Thursday, August 28, 2014

The Book That Came in from the Cold

The Zhivago Project, as it was called, was an attempt by MI6 and the CIA to disseminate Dr. Zhivago among Soviet citizens at the height of the Cold War.  While it was an Italian publisher who ultimately made the book available to a wider audience, with Pasternak's knowledge, it was the British and Americans who exploited the controversial book in an attempt to stir up emotions in the Soviet Union, without the author's knowledge.

Pasternak with his wife, Olga, and daughter, Irina, 1959

Pasternak was already in trouble in the Soviet Union.  As Finn and Couvee describe in the prologue, the 66-year-old author was living in a state-supported writers' village, Peredilkino, when he was approached by a representative for a new Italian publishing company, which was desperate for writers of note.  Pasternak hadn't published anything in years, but was still regarded as an important poet in the USSR.   It seems Sergio D'Angelo would have been content with some of Pasternak's poetry, instead he was given a full manuscript for a novel, which Pasternak had been unable to get published in the Soviet Union.   

Dr. Zhivago was a sprawling epic, written over 8 years, that described the Russian civil war from 1917-1922, with roots back to the 1905 uprising.  It was a subject you had to approach gingerly in the Soviet press, but Pasternak chose to tell it how he remembered it, and for that reason found himself turned down by Goslitizdat, the state literary publisher.  He was a bit concerned about a foreign printing, but gave D'Angelo the green light.  

The book became an international sensation in 1957, when it was published first in Russian by the Italian publishing company, and then quickly translated into English by Max Hayward and Manya Harari in 1958, subsequent to Pasternak winning the Nobel Prize for literature that year.  The Soviet author was forced to refuse the prize and the money that came with it.  He died two years later, unable to enjoy any fruits of his labor.

It is unclear how British and American secret services got hold of the manuscript.  Some think through Isiah Berlin, who was also given a copy by Pasternak.  The underground hardback copies were surreptitiously given away at the World's Fair in Brussels in 1958.  The book was widely available by this point, so copies had already leaked into the Soviet Union, but MI6 was determined to make more copies available.  The CIA followed suit the next year with a paperback copy that was disseminated among Russian emigre groups in Europe.

Whatever the intentions, Khrushchev survived this attempt to undermine the Soviet state.  He had much more to worry about in the fallout of the Hungarian uprising in 1956 than a pesky intellectual like Pasternak.  When Khrushchev finally got around to reading the book, he regretted having made the effort to suppress it.  

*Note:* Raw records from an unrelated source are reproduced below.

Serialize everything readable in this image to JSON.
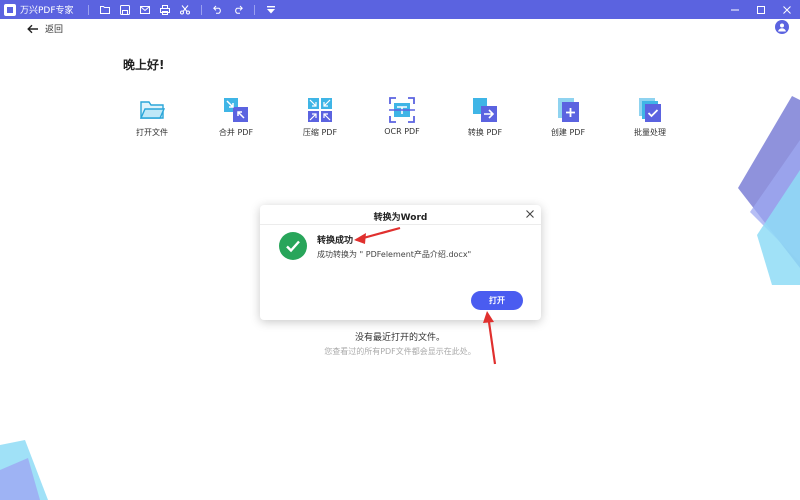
{
  "titlebar": {
    "app_title": "万兴PDF专家",
    "bg_color": "#5b63e0",
    "tools": [
      "folder-icon",
      "save-icon",
      "mail-icon",
      "print-icon",
      "scissors-icon",
      "undo-icon",
      "redo-icon",
      "dropdown-menu-icon"
    ]
  },
  "nav": {
    "back_label": "返回"
  },
  "home": {
    "greeting": "晚上好!",
    "tools": [
      {
        "label": "打开文件",
        "icon": "open-folder-icon"
      },
      {
        "label": "合并 PDF",
        "icon": "merge-pdf-icon"
      },
      {
        "label": "压缩 PDF",
        "icon": "compress-pdf-icon"
      },
      {
        "label": "OCR PDF",
        "icon": "ocr-pdf-icon"
      },
      {
        "label": "转换 PDF",
        "icon": "convert-pdf-icon"
      },
      {
        "label": "创建 PDF",
        "icon": "create-pdf-icon"
      },
      {
        "label": "批量处理",
        "icon": "batch-process-icon"
      }
    ]
  },
  "recent": {
    "empty_title": "没有最近打开的文件。",
    "empty_sub": "您查看过的所有PDF文件都会显示在此处。"
  },
  "dialog": {
    "title": "转换为Word",
    "success_title": "转换成功",
    "success_message": "成功转换为 \" PDFelement产品介绍.docx\"",
    "open_button": "打开",
    "accent_color": "#4a5cf0",
    "success_color": "#28a55a"
  }
}
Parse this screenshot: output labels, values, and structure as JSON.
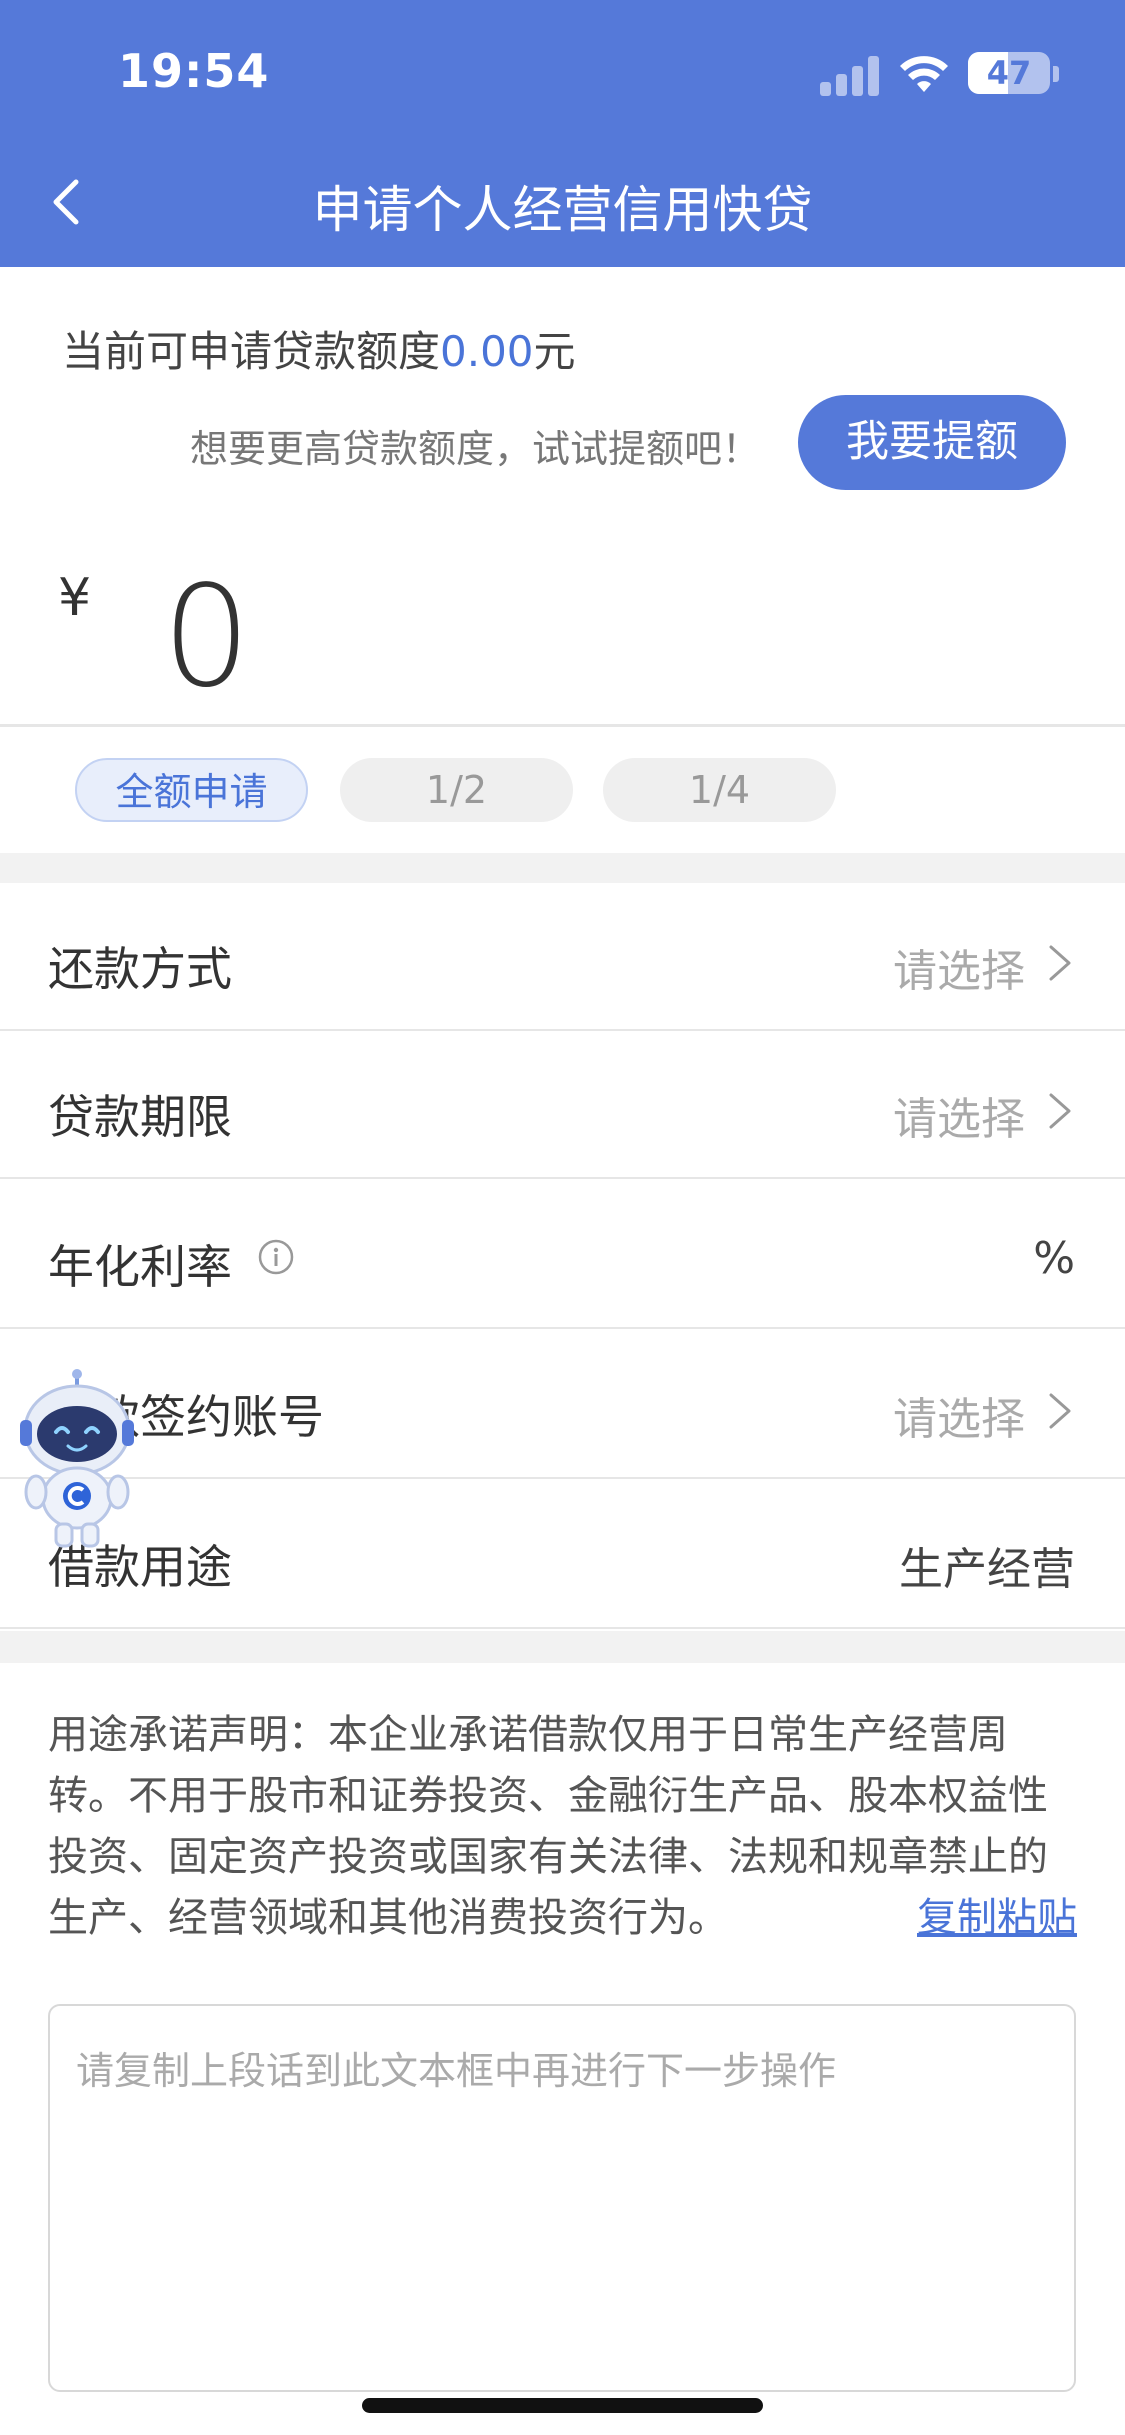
{
  "status_bar": {
    "time": "19:54",
    "battery": "47"
  },
  "header": {
    "title": "申请个人经营信用快贷"
  },
  "quota": {
    "prefix": "当前可申请贷款额度",
    "amount": "0.00",
    "unit": "元",
    "hint": "想要更高贷款额度，试试提额吧！",
    "raise_button": "我要提额"
  },
  "amount_input": {
    "currency": "¥",
    "value": "0"
  },
  "ratio_chips": [
    "全额申请",
    "1/2",
    "1/4"
  ],
  "form_rows": [
    {
      "label": "还款方式",
      "value": "请选择"
    },
    {
      "label": "贷款期限",
      "value": "请选择"
    },
    {
      "label": "年化利率",
      "value": "%"
    },
    {
      "label": "贷款签约账号",
      "value": "请选择"
    },
    {
      "label": "借款用途",
      "value": "生产经营"
    }
  ],
  "statement": {
    "text": "用途承诺声明：本企业承诺借款仅用于日常生产经营周转。不用于股市和证券投资、金融衍生产品、股本权益性投资、固定资产投资或国家有关法律、法规和规章禁止的生产、经营领域和其他消费投资行为。",
    "copy_link": "复制粘贴"
  },
  "textarea": {
    "placeholder": "请复制上段话到此文本框中再进行下一步操作"
  },
  "colors": {
    "primary": "#5579D9",
    "link": "#4a74d8"
  }
}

Probably in some way, the book did encourage Nikita to initiate a thaw that allowed long suppressed books like The Master and Margarita to be published during the 1960s, which similarly became an international sensation.  However, that credit should probably go to Ilya Ehrenburg's The Thaw, published in 1954, when Khrushchev first came to power following Stalin's death.  Whatever the case, The Zhivago Affair should make for interesting reading.


Saturday, August 9, 2014

Tattoo You



One of my recent discoveries is Danzig Baldaev, a graphic artist from the Soviet Union who became famous for his illustrations of tattoos he copied while serving as a prison guard in Leningrad.  Fuel publishers has generously reprinted these illustrations in three volumes.  The tattoos served as an inspiration for David Cronenberg, who liberally borrowed from the tomes in illustrating Viggo Mortensen and other characters in Eastern Promises.

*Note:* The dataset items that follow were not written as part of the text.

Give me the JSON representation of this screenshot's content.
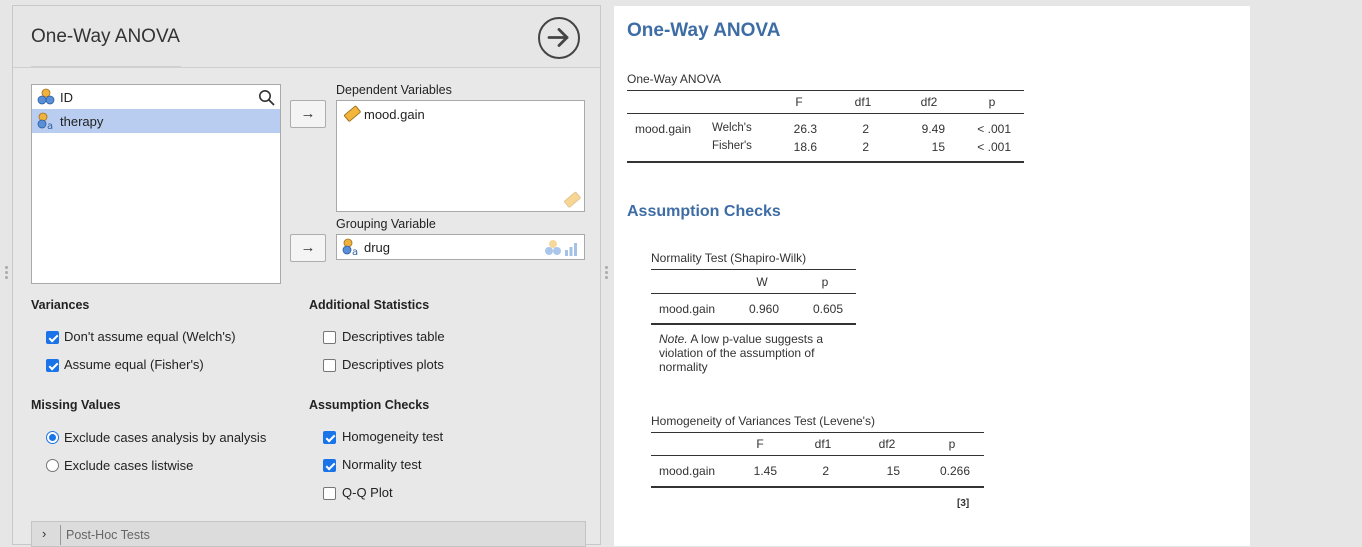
{
  "options": {
    "title": "One-Way ANOVA",
    "variables": [
      {
        "label": "ID",
        "icon": "nominal-integer-icon"
      },
      {
        "label": "therapy",
        "icon": "nominal-text-icon"
      }
    ],
    "dependent": {
      "label": "Dependent Variables",
      "items": [
        "mood.gain"
      ]
    },
    "grouping": {
      "label": "Grouping Variable",
      "value": "drug"
    },
    "arrow": "→",
    "variances": {
      "title": "Variances",
      "items": [
        {
          "label": "Don't assume equal (Welch's)",
          "checked": true
        },
        {
          "label": "Assume equal (Fisher's)",
          "checked": true
        }
      ]
    },
    "additional": {
      "title": "Additional Statistics",
      "items": [
        {
          "label": "Descriptives table",
          "checked": false
        },
        {
          "label": "Descriptives plots",
          "checked": false
        }
      ]
    },
    "missing": {
      "title": "Missing Values",
      "items": [
        {
          "label": "Exclude cases analysis by analysis",
          "selected": true
        },
        {
          "label": "Exclude cases listwise",
          "selected": false
        }
      ]
    },
    "assumption": {
      "title": "Assumption Checks",
      "items": [
        {
          "label": "Homogeneity test",
          "checked": true
        },
        {
          "label": "Normality test",
          "checked": true
        },
        {
          "label": "Q-Q Plot",
          "checked": false
        }
      ]
    },
    "posthoc": {
      "label": "Post-Hoc Tests",
      "chevron": "›"
    }
  },
  "results": {
    "heading": "One-Way ANOVA",
    "anova": {
      "title": "One-Way ANOVA",
      "columns": [
        "F",
        "df1",
        "df2",
        "p"
      ],
      "rows": [
        {
          "var": "mood.gain",
          "test": "Welch's",
          "F": "26.3",
          "df1": "2",
          "df2": "9.49",
          "p": "< .001"
        },
        {
          "var": "",
          "test": "Fisher's",
          "F": "18.6",
          "df1": "2",
          "df2": "15",
          "p": "< .001"
        }
      ]
    },
    "assumption_heading": "Assumption Checks",
    "normality": {
      "title": "Normality Test (Shapiro-Wilk)",
      "columns": [
        "W",
        "p"
      ],
      "row": {
        "var": "mood.gain",
        "W": "0.960",
        "p": "0.605"
      },
      "note_label": "Note.",
      "note_text": " A low p-value suggests a violation of the assumption of normality"
    },
    "levene": {
      "title": "Homogeneity of Variances Test (Levene's)",
      "columns": [
        "F",
        "df1",
        "df2",
        "p"
      ],
      "row": {
        "var": "mood.gain",
        "F": "1.45",
        "df1": "2",
        "df2": "15",
        "p": "0.266"
      }
    },
    "reference": "[3]"
  },
  "colors": {
    "heading": "#3e6da5",
    "selection": "#b9cdf0",
    "checkbox": "#1a73e8"
  }
}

But, what caught my eye was a collection of Baldaev's political cartoons, simply entitled Soviets, which cover a broad range from the mid 1950s to 1991 when the Soviet Union collapsed.  Baldaev is not only a fine illustrator, but has a wonderful dark humor that is obviously a product of his years as a prison guard.  Needless to say, these cartoons weren't published in their time.  Baldaev also offers a collection of cartoons in the same vein entitled Drawings from the Gulag.

Robert Crumb has nothing over Danzig, who survived the Soviet period and lived to tell his tale in pictures.  The first volume of criminal tattoos was published before his death in 2004, with the latter volumes coming post-humously.  The illustrations are accompanied by searing photographs by Sergei Vasiliev from 1989-1993.

Wednesday, August 6, 2014

This Ukraine Brawl Is Better Than Michelangelo


(2paragraphs)  Capturing the perfectly-timed photo is not easy: when it happens it’s by accident. Usually the result is funny or weird. Occasionally it approaches Art: that’s the case with this photo of a brawl in the Ukrainian parliament that artist James Harvey thinks has all the compositional beauty of a Renaissance painting. Harvey found the image at Imgur, complete with Fibonacci Sequence overlaid to show its Golden Ratio.

According to Ben Beaumont-Thomas of The Guardian, “the Fibonacci spiral has been placed on top of it to show just why its elements cohere so satisfyingly… the violence spirals exponentially outward from the focal point of the fight up to the reddened face of the man at the top of the image.” Luckily for art and mathematics enthusiasts, there should be other accidental Renaissance art waiting to be discovered courtesy of the Ukrainian and other parliaments.